Coldiretti a Strasburgo: più controlli alle frontiere e “stesse regole per tutti” sulle importazioni
21/01/2026
Coldiretti torna a chiedere una stretta netta sulle importazioni agroalimentari che, secondo l’organizzazione, entrano nel mercato europeo senza rispettare gli stessi requisiti imposti alle imprese agricole dell’Unione. Il messaggio è diretto: reciprocità delle regole, controlli più estesi nei porti e alle frontiere, tracciabilità piena dei prodotti e indicazione dell’origine in etichetta. L’obiettivo dichiarato è duplice: tutelare la salute dei consumatori e difendere il reddito degli agricoltori, esposti a una concorrenza che Coldiretti definisce sleale.
La presa di posizione è stata rilanciata a Strasburgo, dove l’associazione ha sfilato in corteo fino al Parlamento europeo con oltre mille agricoltori, guidati dal presidente Ettore Prandini e dal segretario generale Vincenzo Gesmundo, insieme agli agricoltori francesi della Fnsea. Al centro della mobilitazione, la richiesta di controlli più incisivi: Coldiretti sostiene che oggi solo una quota minima delle merci venga fisicamente verificata nei punti di ingresso, con un sistema ritenuto insufficiente per garantire standard sanitari e ambientali coerenti con quelli europei.
Reciprocità, etichetta d’origine e controlli: le richieste sul tavolo
Per Coldiretti, chi vuole vendere in Europa deve accettare “le stesse regole” che valgono per le imprese agricole europee, a partire dall’uso di sostanze ammesse, dalle garanzie sulla salubrità e dal rispetto degli obblighi ambientali e di benessere animale. In questa logica rientra la richiesta di rafforzare i controlli alle frontiere e nei porti, estendendoli in modo sistematico.
Accanto al tema sanitario, l’associazione insiste sulla trasparenza commerciale: chiede l’origine obbligatoria in etichetta per tutti i prodotti e contesta il meccanismo che attribuisce l’origine sulla base dell’“ultima trasformazione” doganale, considerato fuorviante perché può oscurare la provenienza effettiva delle materie prime.

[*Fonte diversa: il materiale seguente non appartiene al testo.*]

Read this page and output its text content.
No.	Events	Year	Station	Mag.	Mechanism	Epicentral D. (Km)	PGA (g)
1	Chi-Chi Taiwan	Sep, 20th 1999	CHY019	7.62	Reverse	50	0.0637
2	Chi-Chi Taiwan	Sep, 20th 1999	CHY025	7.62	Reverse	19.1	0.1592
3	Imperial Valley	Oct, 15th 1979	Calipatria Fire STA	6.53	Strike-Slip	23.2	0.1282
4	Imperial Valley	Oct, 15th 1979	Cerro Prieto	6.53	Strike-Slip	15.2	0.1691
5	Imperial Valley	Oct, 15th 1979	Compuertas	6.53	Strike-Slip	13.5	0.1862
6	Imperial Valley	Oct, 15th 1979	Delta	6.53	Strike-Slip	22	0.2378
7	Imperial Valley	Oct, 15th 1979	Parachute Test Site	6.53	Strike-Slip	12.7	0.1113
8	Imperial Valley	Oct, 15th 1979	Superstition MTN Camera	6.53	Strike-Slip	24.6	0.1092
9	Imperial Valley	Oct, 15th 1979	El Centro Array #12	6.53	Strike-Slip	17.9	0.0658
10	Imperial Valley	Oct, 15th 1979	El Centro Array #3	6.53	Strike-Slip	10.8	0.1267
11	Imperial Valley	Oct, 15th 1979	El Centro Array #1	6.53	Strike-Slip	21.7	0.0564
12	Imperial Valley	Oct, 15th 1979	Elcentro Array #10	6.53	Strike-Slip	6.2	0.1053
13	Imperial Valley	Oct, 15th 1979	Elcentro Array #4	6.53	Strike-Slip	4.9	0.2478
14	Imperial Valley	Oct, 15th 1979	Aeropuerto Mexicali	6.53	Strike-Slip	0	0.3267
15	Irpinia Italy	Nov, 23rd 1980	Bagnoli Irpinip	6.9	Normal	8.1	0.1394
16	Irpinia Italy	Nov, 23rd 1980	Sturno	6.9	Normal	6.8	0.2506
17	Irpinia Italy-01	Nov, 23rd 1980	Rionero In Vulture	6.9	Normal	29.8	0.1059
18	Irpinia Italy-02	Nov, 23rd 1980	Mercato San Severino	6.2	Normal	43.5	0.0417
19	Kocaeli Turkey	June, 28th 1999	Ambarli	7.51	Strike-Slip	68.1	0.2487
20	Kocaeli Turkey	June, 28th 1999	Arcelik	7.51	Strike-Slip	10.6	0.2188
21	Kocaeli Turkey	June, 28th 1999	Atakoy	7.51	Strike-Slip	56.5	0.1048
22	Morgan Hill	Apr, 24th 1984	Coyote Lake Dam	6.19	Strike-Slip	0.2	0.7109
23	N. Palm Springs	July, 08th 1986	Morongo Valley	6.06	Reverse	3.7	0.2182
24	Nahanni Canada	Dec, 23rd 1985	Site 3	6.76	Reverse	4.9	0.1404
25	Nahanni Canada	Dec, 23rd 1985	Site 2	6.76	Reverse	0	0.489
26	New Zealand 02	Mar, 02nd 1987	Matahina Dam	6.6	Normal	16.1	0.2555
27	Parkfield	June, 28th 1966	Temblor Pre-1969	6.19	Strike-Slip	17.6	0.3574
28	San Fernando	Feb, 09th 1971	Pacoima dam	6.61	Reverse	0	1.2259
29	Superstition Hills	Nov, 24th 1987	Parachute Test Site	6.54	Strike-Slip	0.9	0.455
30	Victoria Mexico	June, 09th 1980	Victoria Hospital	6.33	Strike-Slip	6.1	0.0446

Mercosur e Commissione Ue nel mirino: toni duri dalla piazza
Una parte consistente delle dichiarazioni si concentra sulla linea europea in tema di accordi commerciali. Coldiretti indica il negoziato con il Mercosur come il simbolo di un modello che, a suo giudizio, aprirebbe la porta a importazioni prive di adeguata reciprocità e di controlli sufficienti su standard ambientali e sanitari. Da qui l’annuncio di una mobilitazione destinata a proseguire, finché non arriveranno segnali ritenuti concreti su tracciabilità, controlli e coerenza normativa.
Le parole rivolte alla Commissione e alla presidente Ursula von der Leyen sono state particolarmente aspre: l’associazione parla di un’impostazione “ideologica” che scaricherebbe costi e vincoli sulle imprese europee, lasciando spazio a prodotti esteri che non rispettano gli stessi obblighi. Prandini rivendica la protesta come tutela dei consumatori e delle imprese agricole; Gesmundo lega la richiesta di controlli alla piena tracciabilità, sostenendo che in alcuni Paesi si utilizzerebbero ancora sostanze bandite in Europa da decenni.